The estimates of interest

The model is a stock-flow model, so that can estimate the number of units in a particular state, for instance, the number of dockets received by prosecutors[1]. More interestingly, one can estimate the flows from one state to another, for instance, the number of crimes which are reported to the police by victims, and the associated probabilities, for instance the probability that a crime of a particular type is reported to the police.

Cohort and period measures

Suppose one wants to measure the mortality of a cohort of people born in a particular year. In principle, it would be possible to count the deaths of the cohort in each year and to calculate age-specific mortality rates and life expectancy from them. But one would not have a complete account of the mortality experience of the cohort until its last member had died. The cohort would have to be followed for many decades. What demographers usually do is to calculate period mortality rates, i.e. deaths divided by number of years lived for each age. These period mortality rates can be calculated for any given year. They do not reflect the mortality experience of any actual cohort. Instead, they reflect the experience of a hypothetical cohort successively exposed to the mortality risks in the given year.

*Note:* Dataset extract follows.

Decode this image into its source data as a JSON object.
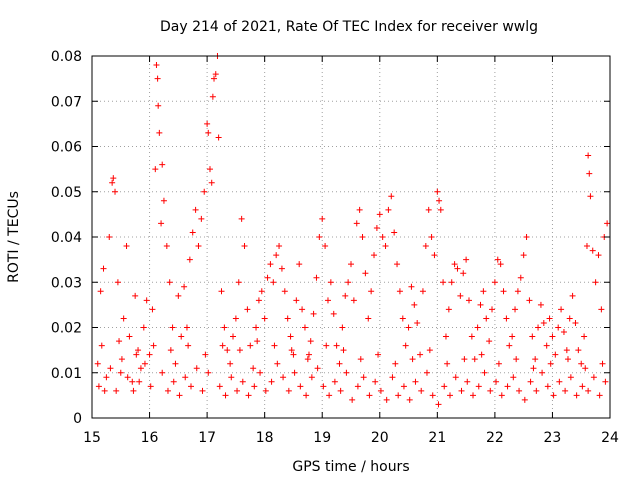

There are a few cohort studies of crime in South Africa[2], but not sufficient to paint a picture of the criminal justice system as a whole. So period measures will be used in this study. To the extent that the system is stable[3] (which it roughly is in some respects but not in others), period measures will approximate cohort measures.

Main limitations of this study

The main limitations of the study arise from the data. They are:

The lack of precision in the Victims of Crime Surveys. These are sample surveys, so the estimates from them are not precise[4]. The four most precise estimates are for housebreaking/burglary, home robbery, assault and theft of motor vehicles, and the analysis of crime reporting here will be confined to these four crimes.

The variability of reporting of crime detection and prosecution in the SAPS and NPA annual reports. Were information in all reports to cover information supplied in any one of them, the picture would be more complete. As it is, for some measures one has to rely on reporting for a single year, or two years, out of five.

The lack of sentencing information entails a major break between trial outcomes and additions to, and subtractions from, the stock of persons under the jurisdiction of Correctional Services.

The absence of a coherent overall framework, the varying units of observation and the fact that matters may stretch from one year to others makes reconciliation within the system imprecise.

By Charles Simkins, Head of Research, HSF, 2 June 2020

[1] Throughout the brief series, the NPA refers to the entire prosecutorial system, from the National Director of Public Prosecutions to the prosecutors in district courts. At each level, prosecutions are divided into those which are handled solely at that level, and those where decisions about prosecution are taken at a higher level.

[2] See, for instance, MercileneMachisa, RuxanaJina, Gerard Labuschagne, Lisa Vetten, Lizle Loots, Sheena Swemmer, Bonita Meyersfeld and Rachel Jewkes, Rape justice in South Africa: retrospective study of the investigation, prosecution, and adjudication of reported rape cases from 2012, Gender and Health Research Unit, South African Medical Research Council, 2017. 

[3] A stable system is one which has constant transition probabilities

[4] Precision is measured by the standard error of the estimates.